Douglas W. Elmendorf is the dean of the Harvard Kennedy School.
Douglas W. Elmendorf is the dean of the Harvard Kennedy School. By Julian J. Giordano
By Miles J. Herszenhorn, Crimson Staff Writer

Harvard Kennedy School Dean Douglas W. Elmendorf apologized to students who have been negatively affected by an overhaul of the school’s admissions and financial aid departments in an interview Wednesday, but said the school “will be better off in the future” because of the change.

The Kennedy School restructured its enrollment services last summer, laying off seven employees as it merged its admissions and financial aid teams. Almost 20 students interviewed by The Crimson last month reported that services have declined markedly in the months since the change.

“We’re very sorry for the disruptions that have affected students,” Elmendorf said Wednesday, reiterating an apology first offered by the deans who oversee the new office.

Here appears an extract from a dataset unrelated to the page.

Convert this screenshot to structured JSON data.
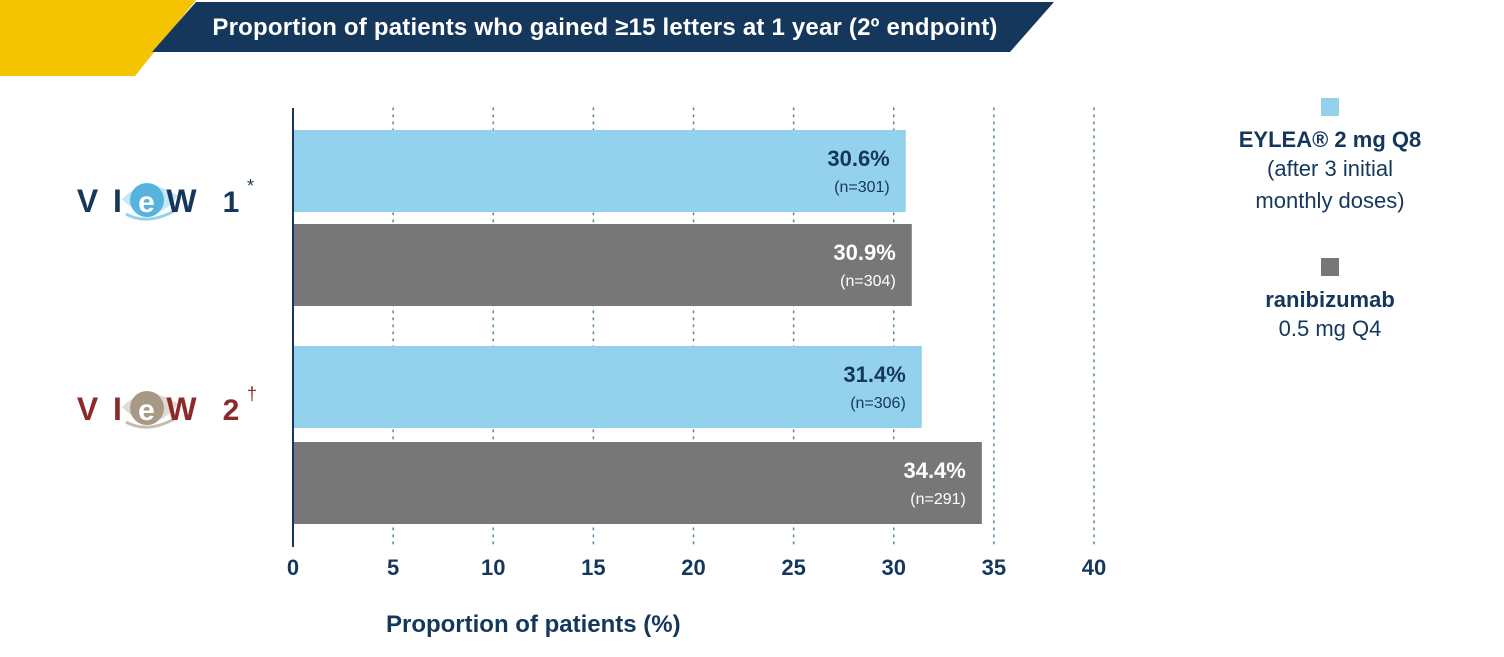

“The transition has not been as smooth as we had hoped or planned,” he said. “But I am confident that we will be better off in the future than we were in the past.”

Elmendorf said the restructuring sought “to create a more effective admissions and financial aid process for the long term.”

“I think we’re building a team that will be more effective, but [that] doesn’t mean that there haven’t been dropped items along the way,” he said. “There have been, and that’s what we feel bad about.”

Elmendorf said the employees hired to staff the newly-merged office are “working very hard to try to minimize the number of calls that aren’t returned or paperwork that isn’t finished at the right time, and so on.”

“I think this team will do a terrific job,” Elmendorf said. “But it is taking them some time to settle in and to learn more of the system here.”

Nine current and former HKS staff members said Oliver Street — the assistant dean of enrollment services who oversaw the transition to the newly-merged offices — fostered a toxic work environment, The Crimson reported last month. Four employees said the concerns about Street were reported to the Kennedy School’s HR department.

“Oliver made a lot of important contributions to the school,” Elmendorf said. “But I’m not going to comment on his individual performance beyond that.”

Asked whether he knew of employees’ concerns about Street, Elmendorf declined to comment.

Street left the Kennedy School on Thursday after less than three years. Elmendorf credited him with helping to improve the racial diversity of HKS’ student body.

The search for a new assistant dean for enrollment services has not concluded, Elmendorf said.

“Our commitment to recruiting a diverse class is lasting,” Elmendorf said. “And [we’ll] be looking for the next assistant dean who can lead this effort most effectively.”